Déjà vu……. La désignation d’un médiateur mauritanien au Soudan est-elle délibérée?

Nul ne sait. L’intéressé avait officié au Congo. De cette expérience est né un livre: Facilitation dans la tourmente. 2 ans de médiation dans l’imbroglio congolais.Au Soudan, il a dû renouer avec des airs familiers tant des similitudes avec son pays d’origine sont manifestes.

Un rapport tumultueux à l’identité nationale.Dans les 2 pays, le sentiment national est précaire. Une des raisons tient à une polarisation autour d’une identité arabe perçue comme hégémonique et une appartenance « africaine » nivelée. Les régimes soudanais successifs ont été accusés d’instrumentalisation identitaire. L’instauration d’un « racisme sans race » en est une expression. Le président déchu El Béchir a exacerbé ce clivage. Il a, à des fins partisanes, nourri le spectre d’un ennemi intérieur, le « non arabe ». Ce qui a conduit à des dérives notamment au Darfour. Le numéro 2 actuel de la junte, Mohamed Hamdane Dagolo (Hemetti) y a joué un rôle terriblement décisif .
A en croire la chercheuse Pauline Brücker, El Béchir aurait imputé les révoltes de décembre à ceux qu’il désigne comme « nègres non arabes ». Le soulèvement avait pourtant des motivations sociales avérées.
Autre point commun. Il est sémantique, celui-là, et porte sur le vocable négro-africain, en cours dans les 2 pays; On le note par exemple sous la plume du journaliste Célian Macé et d’ Eric Nguyen ,auteur de Géopolitique africaine. Dans les 2 pays, on retrouve une langue à vocation hégémonique et assimilatrice:l’arabe, un « idiome interethnique » pour reprendre l’expression euphémisante » d’un ancien diplomate occidental au Soudan.

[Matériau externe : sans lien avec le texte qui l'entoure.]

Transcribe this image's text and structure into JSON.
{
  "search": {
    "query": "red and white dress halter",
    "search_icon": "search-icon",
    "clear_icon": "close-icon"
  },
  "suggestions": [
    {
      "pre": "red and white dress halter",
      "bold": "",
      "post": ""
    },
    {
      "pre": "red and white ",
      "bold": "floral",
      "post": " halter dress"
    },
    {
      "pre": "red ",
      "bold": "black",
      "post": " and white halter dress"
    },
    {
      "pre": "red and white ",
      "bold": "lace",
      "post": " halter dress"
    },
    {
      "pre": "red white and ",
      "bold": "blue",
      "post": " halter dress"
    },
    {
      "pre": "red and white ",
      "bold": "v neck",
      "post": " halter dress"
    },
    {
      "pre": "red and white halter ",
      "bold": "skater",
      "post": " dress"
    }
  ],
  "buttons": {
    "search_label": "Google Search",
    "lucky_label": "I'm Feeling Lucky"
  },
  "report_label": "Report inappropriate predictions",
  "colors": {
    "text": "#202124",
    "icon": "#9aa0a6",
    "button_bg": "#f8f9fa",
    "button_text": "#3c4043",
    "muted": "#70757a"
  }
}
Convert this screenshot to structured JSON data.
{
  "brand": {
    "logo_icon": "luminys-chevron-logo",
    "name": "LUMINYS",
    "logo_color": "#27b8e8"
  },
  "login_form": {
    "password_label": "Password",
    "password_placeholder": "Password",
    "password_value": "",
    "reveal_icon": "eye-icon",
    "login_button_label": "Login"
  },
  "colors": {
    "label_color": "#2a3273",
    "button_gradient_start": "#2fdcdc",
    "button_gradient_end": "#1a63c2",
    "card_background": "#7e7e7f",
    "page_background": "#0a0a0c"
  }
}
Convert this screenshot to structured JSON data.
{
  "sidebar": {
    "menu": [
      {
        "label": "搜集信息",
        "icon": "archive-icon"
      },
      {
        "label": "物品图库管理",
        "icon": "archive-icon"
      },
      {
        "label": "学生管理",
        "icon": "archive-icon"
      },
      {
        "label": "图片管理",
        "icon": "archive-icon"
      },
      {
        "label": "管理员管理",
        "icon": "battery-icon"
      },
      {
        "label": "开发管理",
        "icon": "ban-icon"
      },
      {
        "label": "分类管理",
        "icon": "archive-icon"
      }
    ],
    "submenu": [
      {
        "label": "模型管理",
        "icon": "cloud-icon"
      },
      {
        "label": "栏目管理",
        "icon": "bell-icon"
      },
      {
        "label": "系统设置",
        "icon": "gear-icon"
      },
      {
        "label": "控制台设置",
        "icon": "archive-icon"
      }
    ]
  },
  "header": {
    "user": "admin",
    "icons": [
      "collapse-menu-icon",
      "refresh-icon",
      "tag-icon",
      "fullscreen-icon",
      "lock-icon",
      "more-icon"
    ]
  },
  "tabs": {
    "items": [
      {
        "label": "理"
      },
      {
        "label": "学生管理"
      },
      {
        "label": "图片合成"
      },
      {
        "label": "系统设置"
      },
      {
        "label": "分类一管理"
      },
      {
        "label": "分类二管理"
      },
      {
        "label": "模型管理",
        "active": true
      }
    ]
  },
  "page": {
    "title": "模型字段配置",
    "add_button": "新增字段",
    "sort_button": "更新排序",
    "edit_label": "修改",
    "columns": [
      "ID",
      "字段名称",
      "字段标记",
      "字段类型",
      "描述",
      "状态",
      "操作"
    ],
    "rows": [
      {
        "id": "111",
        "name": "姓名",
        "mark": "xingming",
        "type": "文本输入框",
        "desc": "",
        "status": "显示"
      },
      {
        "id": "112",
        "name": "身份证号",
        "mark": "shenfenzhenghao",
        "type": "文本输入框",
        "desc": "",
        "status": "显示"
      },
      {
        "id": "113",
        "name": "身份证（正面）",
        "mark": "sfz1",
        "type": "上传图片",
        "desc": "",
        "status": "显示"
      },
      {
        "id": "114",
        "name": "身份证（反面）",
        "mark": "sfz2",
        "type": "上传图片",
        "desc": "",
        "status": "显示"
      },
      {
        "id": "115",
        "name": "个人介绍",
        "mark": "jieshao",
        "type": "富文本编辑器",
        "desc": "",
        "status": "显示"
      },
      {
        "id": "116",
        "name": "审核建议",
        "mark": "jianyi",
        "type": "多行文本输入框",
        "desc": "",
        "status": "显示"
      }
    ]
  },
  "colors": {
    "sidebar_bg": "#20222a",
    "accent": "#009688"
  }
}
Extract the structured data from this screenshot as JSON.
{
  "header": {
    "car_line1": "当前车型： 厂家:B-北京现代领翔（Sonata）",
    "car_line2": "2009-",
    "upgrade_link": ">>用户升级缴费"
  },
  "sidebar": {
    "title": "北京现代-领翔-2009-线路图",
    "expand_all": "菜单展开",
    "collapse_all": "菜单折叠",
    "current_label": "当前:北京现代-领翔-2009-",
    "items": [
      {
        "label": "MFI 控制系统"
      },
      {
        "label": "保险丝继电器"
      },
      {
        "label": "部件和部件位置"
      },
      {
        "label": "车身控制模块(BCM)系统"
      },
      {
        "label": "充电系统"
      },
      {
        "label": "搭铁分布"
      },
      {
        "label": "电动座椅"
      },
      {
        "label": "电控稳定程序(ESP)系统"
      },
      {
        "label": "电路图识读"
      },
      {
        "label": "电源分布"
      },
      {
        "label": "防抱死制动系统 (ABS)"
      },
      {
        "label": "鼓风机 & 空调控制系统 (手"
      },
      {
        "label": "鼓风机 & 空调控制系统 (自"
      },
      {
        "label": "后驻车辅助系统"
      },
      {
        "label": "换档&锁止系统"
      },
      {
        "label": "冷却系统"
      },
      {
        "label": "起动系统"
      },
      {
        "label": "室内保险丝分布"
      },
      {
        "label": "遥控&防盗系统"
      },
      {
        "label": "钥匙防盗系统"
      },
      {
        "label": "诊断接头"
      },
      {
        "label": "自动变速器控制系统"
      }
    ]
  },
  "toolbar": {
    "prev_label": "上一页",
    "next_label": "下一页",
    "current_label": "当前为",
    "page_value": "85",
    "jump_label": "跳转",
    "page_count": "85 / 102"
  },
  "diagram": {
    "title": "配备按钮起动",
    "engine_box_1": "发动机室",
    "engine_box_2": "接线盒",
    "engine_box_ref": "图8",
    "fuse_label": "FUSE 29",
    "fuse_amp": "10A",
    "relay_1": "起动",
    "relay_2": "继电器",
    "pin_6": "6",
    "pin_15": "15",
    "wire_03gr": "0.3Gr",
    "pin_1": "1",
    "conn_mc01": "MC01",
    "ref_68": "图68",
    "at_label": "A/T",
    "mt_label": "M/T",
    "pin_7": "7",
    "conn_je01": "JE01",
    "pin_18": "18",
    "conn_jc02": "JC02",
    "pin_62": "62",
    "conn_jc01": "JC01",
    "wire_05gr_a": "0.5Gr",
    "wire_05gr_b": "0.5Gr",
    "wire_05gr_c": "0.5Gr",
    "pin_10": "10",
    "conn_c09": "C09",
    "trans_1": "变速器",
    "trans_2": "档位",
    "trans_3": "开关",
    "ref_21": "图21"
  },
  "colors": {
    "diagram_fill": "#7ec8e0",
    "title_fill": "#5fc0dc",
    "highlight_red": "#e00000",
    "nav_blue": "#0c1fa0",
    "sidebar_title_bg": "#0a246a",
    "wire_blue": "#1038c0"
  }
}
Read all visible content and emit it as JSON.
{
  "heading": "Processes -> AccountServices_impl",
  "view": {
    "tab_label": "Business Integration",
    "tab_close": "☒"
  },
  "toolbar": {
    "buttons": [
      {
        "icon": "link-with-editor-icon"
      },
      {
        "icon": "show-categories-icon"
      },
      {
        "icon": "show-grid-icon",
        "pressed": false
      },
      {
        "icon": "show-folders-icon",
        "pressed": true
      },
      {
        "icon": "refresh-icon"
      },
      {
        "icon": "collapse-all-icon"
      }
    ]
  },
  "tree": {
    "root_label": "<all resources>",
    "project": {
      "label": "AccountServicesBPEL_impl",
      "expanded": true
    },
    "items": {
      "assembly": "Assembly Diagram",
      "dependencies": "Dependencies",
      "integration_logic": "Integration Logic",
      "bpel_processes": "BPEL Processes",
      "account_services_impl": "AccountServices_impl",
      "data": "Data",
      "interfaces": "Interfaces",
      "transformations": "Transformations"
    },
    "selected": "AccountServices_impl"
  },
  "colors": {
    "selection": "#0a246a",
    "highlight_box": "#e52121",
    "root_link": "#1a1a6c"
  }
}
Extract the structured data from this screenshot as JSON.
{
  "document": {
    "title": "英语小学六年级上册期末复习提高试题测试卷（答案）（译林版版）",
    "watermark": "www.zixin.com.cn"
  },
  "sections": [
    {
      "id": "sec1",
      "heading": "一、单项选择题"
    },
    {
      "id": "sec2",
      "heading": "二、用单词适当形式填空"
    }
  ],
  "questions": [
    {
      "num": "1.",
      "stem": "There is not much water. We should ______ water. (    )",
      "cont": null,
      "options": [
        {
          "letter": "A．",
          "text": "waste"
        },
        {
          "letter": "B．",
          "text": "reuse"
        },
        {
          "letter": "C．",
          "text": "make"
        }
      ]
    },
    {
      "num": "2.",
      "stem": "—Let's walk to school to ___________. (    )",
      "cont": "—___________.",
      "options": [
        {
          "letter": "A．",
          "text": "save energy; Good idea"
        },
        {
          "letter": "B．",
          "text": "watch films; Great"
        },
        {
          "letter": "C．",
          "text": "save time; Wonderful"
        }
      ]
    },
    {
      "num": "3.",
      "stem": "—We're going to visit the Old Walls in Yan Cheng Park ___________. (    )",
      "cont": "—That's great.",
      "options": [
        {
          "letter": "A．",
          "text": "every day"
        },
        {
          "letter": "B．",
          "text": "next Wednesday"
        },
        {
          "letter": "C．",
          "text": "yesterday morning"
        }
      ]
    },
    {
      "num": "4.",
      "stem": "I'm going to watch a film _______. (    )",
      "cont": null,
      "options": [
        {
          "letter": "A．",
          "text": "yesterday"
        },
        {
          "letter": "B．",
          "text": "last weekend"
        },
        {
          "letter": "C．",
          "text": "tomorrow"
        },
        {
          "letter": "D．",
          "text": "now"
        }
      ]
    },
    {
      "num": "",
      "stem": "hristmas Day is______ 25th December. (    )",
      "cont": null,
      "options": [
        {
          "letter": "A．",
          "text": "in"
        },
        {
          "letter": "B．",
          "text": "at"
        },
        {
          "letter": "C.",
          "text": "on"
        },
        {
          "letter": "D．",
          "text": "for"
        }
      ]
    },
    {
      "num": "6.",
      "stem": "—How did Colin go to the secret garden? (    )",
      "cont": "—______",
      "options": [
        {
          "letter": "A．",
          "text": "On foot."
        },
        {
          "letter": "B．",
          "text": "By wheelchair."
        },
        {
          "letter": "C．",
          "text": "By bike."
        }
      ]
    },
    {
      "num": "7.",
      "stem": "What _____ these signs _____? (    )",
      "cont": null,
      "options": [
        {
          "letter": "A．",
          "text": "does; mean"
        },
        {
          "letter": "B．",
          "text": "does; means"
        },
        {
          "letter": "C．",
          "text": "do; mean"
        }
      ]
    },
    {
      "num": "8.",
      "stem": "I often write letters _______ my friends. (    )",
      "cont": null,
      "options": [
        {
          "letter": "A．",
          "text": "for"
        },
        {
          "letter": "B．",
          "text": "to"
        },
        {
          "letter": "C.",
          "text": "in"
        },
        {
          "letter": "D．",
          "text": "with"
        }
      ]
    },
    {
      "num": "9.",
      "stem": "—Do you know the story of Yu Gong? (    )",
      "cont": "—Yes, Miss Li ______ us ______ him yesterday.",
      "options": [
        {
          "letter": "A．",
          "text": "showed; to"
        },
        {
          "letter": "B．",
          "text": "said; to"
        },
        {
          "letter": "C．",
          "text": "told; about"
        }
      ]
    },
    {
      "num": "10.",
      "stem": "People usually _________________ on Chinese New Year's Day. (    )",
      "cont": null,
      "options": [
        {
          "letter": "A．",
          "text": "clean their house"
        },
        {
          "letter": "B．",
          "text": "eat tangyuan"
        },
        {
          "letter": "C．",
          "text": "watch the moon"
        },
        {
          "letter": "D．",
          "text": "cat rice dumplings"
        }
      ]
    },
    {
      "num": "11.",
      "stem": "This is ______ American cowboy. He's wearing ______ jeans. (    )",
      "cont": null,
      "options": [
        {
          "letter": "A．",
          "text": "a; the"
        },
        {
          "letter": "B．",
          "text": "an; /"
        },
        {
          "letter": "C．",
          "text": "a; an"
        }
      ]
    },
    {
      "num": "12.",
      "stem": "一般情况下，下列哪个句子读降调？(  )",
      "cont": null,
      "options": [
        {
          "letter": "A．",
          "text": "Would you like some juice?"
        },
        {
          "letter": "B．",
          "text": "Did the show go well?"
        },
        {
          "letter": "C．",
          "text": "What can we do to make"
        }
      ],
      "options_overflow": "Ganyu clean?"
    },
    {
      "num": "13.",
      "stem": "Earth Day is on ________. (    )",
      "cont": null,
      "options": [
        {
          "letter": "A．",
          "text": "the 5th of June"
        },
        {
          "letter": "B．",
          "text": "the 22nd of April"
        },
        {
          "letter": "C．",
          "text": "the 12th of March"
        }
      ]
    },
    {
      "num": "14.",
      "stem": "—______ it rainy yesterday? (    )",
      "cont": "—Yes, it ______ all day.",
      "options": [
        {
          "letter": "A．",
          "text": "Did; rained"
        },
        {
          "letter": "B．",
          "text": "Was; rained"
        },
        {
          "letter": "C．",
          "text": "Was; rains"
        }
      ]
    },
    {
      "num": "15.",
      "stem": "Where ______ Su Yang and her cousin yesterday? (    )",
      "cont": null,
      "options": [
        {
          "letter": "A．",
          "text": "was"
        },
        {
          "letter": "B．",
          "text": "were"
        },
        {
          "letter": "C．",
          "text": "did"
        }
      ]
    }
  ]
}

Lors d’un débat sur Aljazira (édition en anglais), le cinéaste soudanais Hajuj Kuka déplorait que la question identitaire ait été l’angle mort des négociations sur la transition tout en observant que, selon lui, l’identité de son pays ne pouvait se fonder sur une arabité exclusive.En réponse, son compatriote Abdelwahab Affendi, politologue, objecta que le problème identitaire ne pouvait être réglé politiquement par l’Etat. A ses yeux, celui-ci devait être garant de la bonne gouvernance devant conduire à une issue démocratique. Cette oscillation entre fatalisme et déni est un autre point commun à certains acteurs des 2 pays sur le même sujet.
On notera en revanche qu’en Mauritanie, à la différence du Soudan; l’affiliation religieuse n’est pas (en principe) source de discorde.